What are some of the constraints that tend to increase your skilled census? Sort of turn around the operation or improve the reputation?

Yeah. It sounds like it's something fairly easy and straightforward to do, but it's really pretty complicated, right? So, you know, I can tell you I can take a ventilator-dependent patient because I know there's a good payer source for it and a high rate. But the reality of the decision to take that patient is founded in, you know, a false notion that we can actually care for that patient and have them thrive in our building. So you have to be really thoughtful. The minute you start, you know, I guess, you know, changing who you say you accept as a patient, you have to be able to deliver the outcome pretty immediately. And if you don't, your hospitals and your managed care partners find out about it pretty quickly, right?
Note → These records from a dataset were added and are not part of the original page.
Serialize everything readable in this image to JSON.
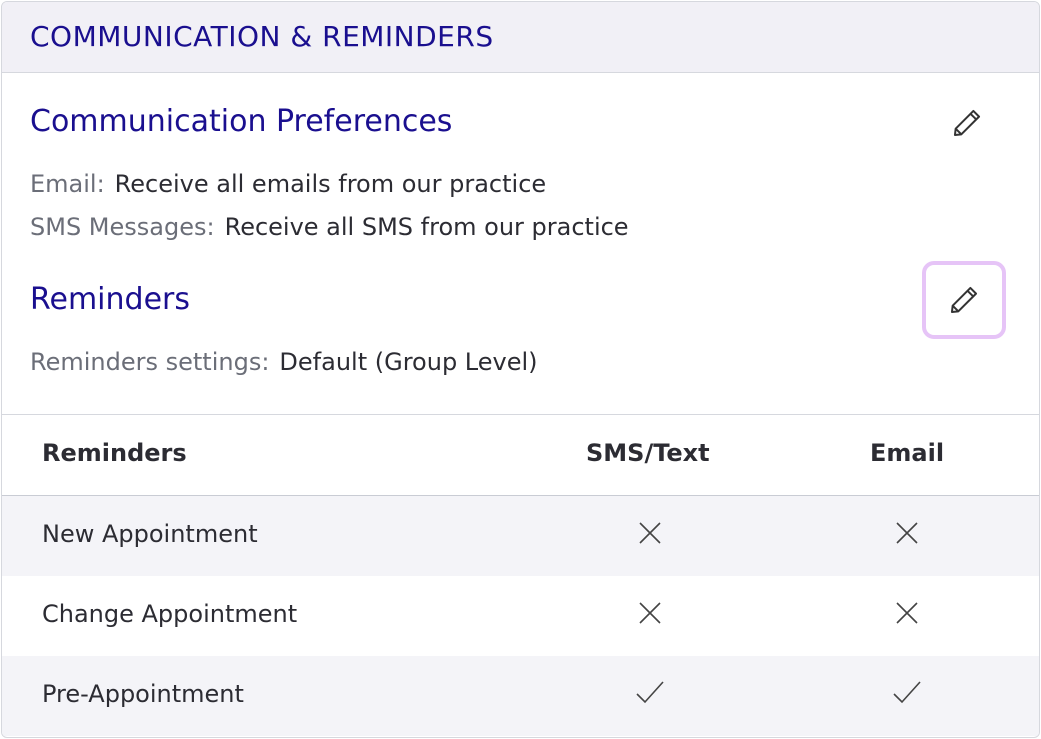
{
  "card": {
    "title": "COMMUNICATION & REMINDERS"
  },
  "communication": {
    "title": "Communication Preferences",
    "edit_icon": "pencil-icon",
    "email_label": "Email:",
    "email_value": "Receive all emails from our practice",
    "sms_label": "SMS Messages:",
    "sms_value": "Receive all SMS from our practice"
  },
  "reminders": {
    "title": "Reminders",
    "edit_icon": "pencil-icon",
    "settings_label": "Reminders settings:",
    "settings_value": "Default (Group Level)"
  },
  "table": {
    "headers": [
      "Reminders",
      "SMS/Text",
      "Email"
    ],
    "rows": [
      {
        "name": "New Appointment",
        "sms": "x-icon",
        "email": "x-icon"
      },
      {
        "name": "Change Appointment",
        "sms": "x-icon",
        "email": "x-icon"
      },
      {
        "name": "Pre-Appointment",
        "sms": "check-icon",
        "email": "check-icon"
      }
    ]
  },
  "colors": {
    "title": "#1a0f8f",
    "header_bg": "#f1f0f6",
    "focus_ring": "#e6c4f7",
    "alt_row": "#f4f4f8"
  }
}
Not only do they get readmitted back to the hospital or potentially have a negative outcome, but, you know, you're responsible for the life of that patient. So you have to build in sustainable programs that allow you to achieve the clinical outcomes. And that's a very thoughtful effort by each leader and their clinical partner. And then assessing the capabilities of the staff. You certainly want to make that shift because these days there is a drive towards moving up that acuity chain further and further. Hospitals want us to take sicker and sicker patients. But you have to be able to deliver on the outcomes before you say yes to that. And often that's a daunting prospect for a lot of operations, right?
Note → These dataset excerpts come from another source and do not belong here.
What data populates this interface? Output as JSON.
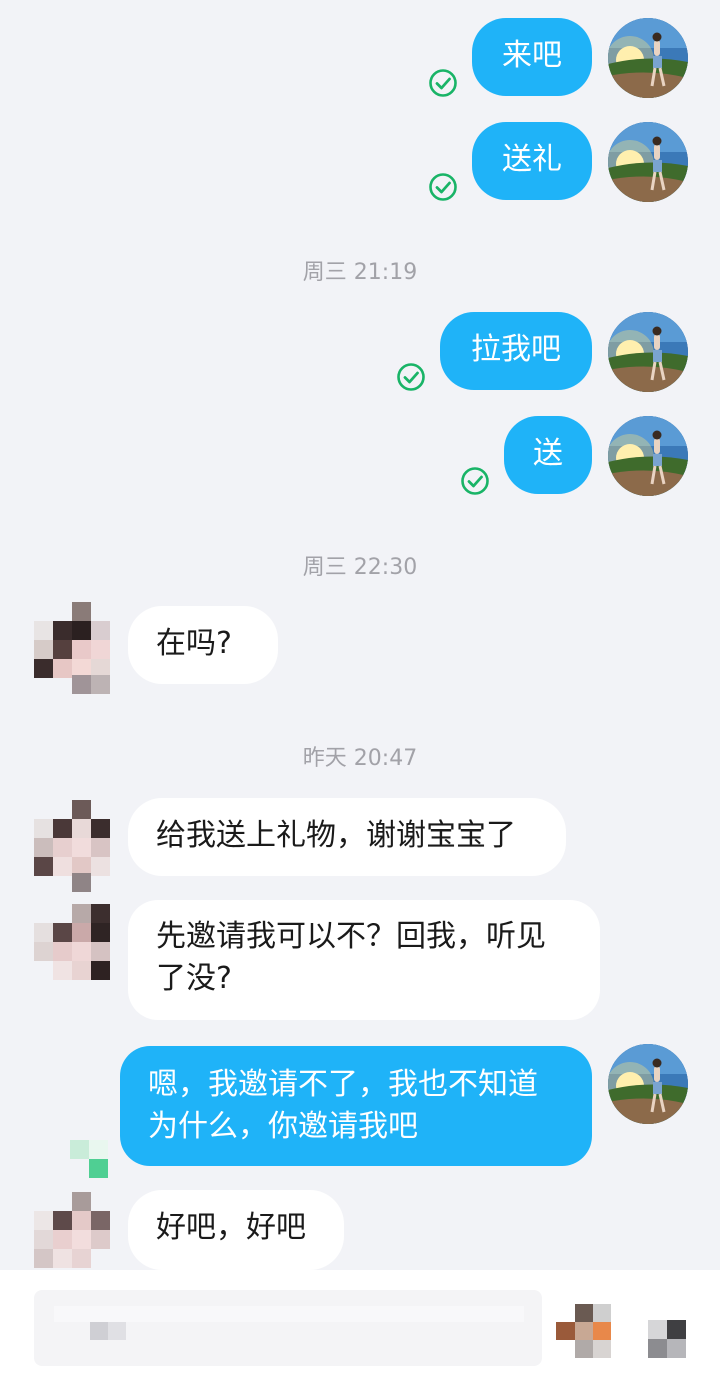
{
  "colors": {
    "background": "#f2f3f7",
    "outgoing_bubble": "#1fb3f8",
    "incoming_bubble": "#ffffff",
    "read_check": "#19b467",
    "timestamp": "#a2a2a8"
  },
  "messages": [
    {
      "direction": "out",
      "text": "来吧",
      "status": "read-check-icon"
    },
    {
      "direction": "out",
      "text": "送礼",
      "status": "read-check-icon"
    },
    {
      "type": "timestamp",
      "text": "周三 21:19"
    },
    {
      "direction": "out",
      "text": "拉我吧",
      "status": "read-check-icon"
    },
    {
      "direction": "out",
      "text": "送",
      "status": "read-check-icon"
    },
    {
      "type": "timestamp",
      "text": "周三 22:30"
    },
    {
      "direction": "in",
      "text": "在吗?"
    },
    {
      "type": "timestamp",
      "text": "昨天 20:47"
    },
    {
      "direction": "in",
      "text": "给我送上礼物，谢谢宝宝了"
    },
    {
      "direction": "in",
      "text": "先邀请我可以不？回我，听见了没?"
    },
    {
      "direction": "out",
      "text": "嗯，我邀请不了，我也不知道为什么，你邀请我吧",
      "status": "sending-icon"
    },
    {
      "direction": "in",
      "text": "好吧，好吧"
    }
  ],
  "input_bar": {
    "placeholder": "",
    "icons": [
      "pixelated-avatar-icon",
      "pixelated-more-icon"
    ]
  }
}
Like, you know, so the easy route is to say status quo and not really drive up the acuity chain because it's harder than it sounds because you have to add in capability and the right staff and the right training and the right systems around it. And it's easier said than done. So that's a long answer to say in order to be more acute, you have to put your money where your mouth is. So it's a pretty deliberate, thoughtful process on the part of every building and every leadership team to make sure that they understand both what the needs are, but then what they can align with to meet those needs in a really thoughtful and deliberate way. Now, the good news is when you can do that effectively, then you can build upon those programs and either expand them or add even additional ones.

Your facility becomes more and more adept at being able to take a higher acuity patient. But as you can imagine, it just takes time to build that in. It doesn't just happen overnight.
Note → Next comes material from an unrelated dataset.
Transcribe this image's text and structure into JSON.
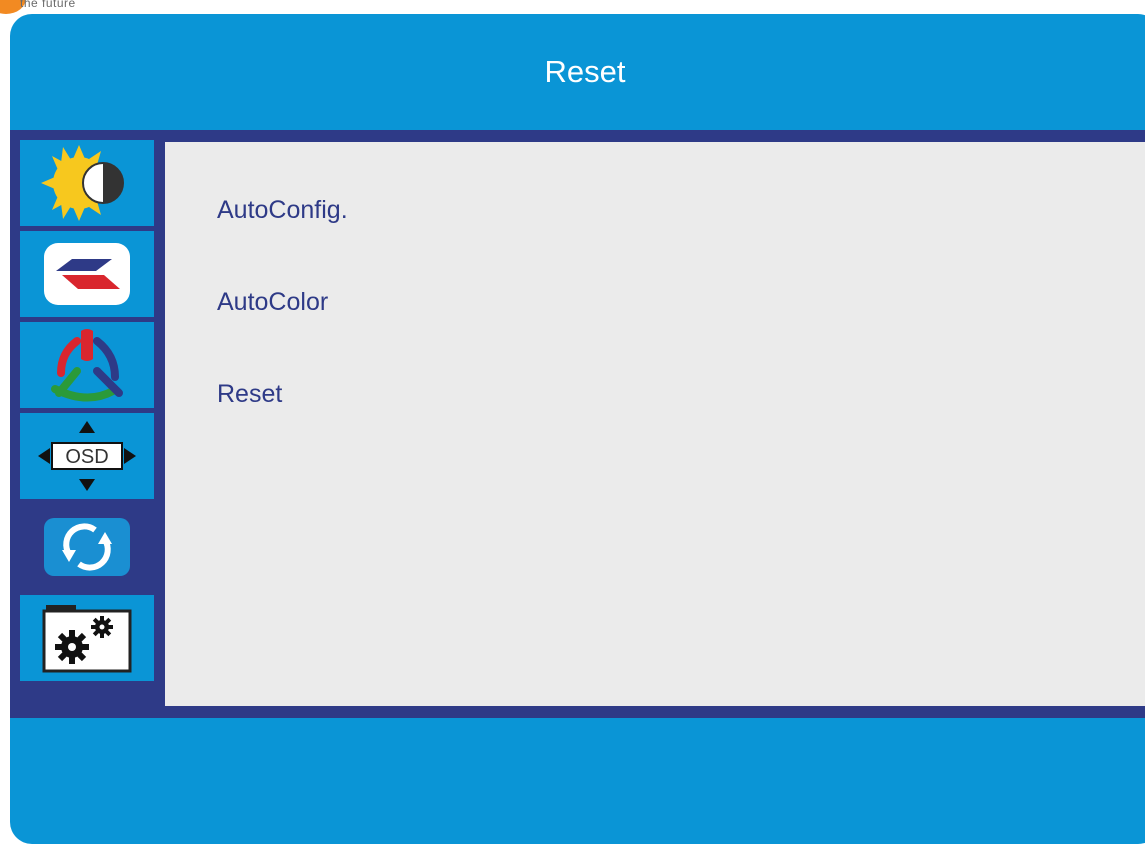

Right, because I hear some of the examples that you give on your conference calls with some facilities just have really, really high skilled mix. Yeah. Is it always just time that maybe some markets have something special?

Yeah, it's not necessarily time. Sometimes we inherit buildings that there's a really talented group of, you know, staff members that are already there, and it's just giving them the tools and the ability and the freedom to make those decisions. Sometimes they weren't able to do certain things before, but sometimes it is. It just takes time with training and making sure we, you know, you drive out agency before you're adding a complex program. If you've got 50% agency staffing in your building, it's a pretty risky venture to do, right, so you've got to get the staff aligned right and the culture right and the right people in place to build a long-term sustainable program.

Scott Fidel
Managing Director and Senior Analyst of Healthcare Services, Stephens

Well, unfortunately, we're out of time. I've got around three more pages of questions.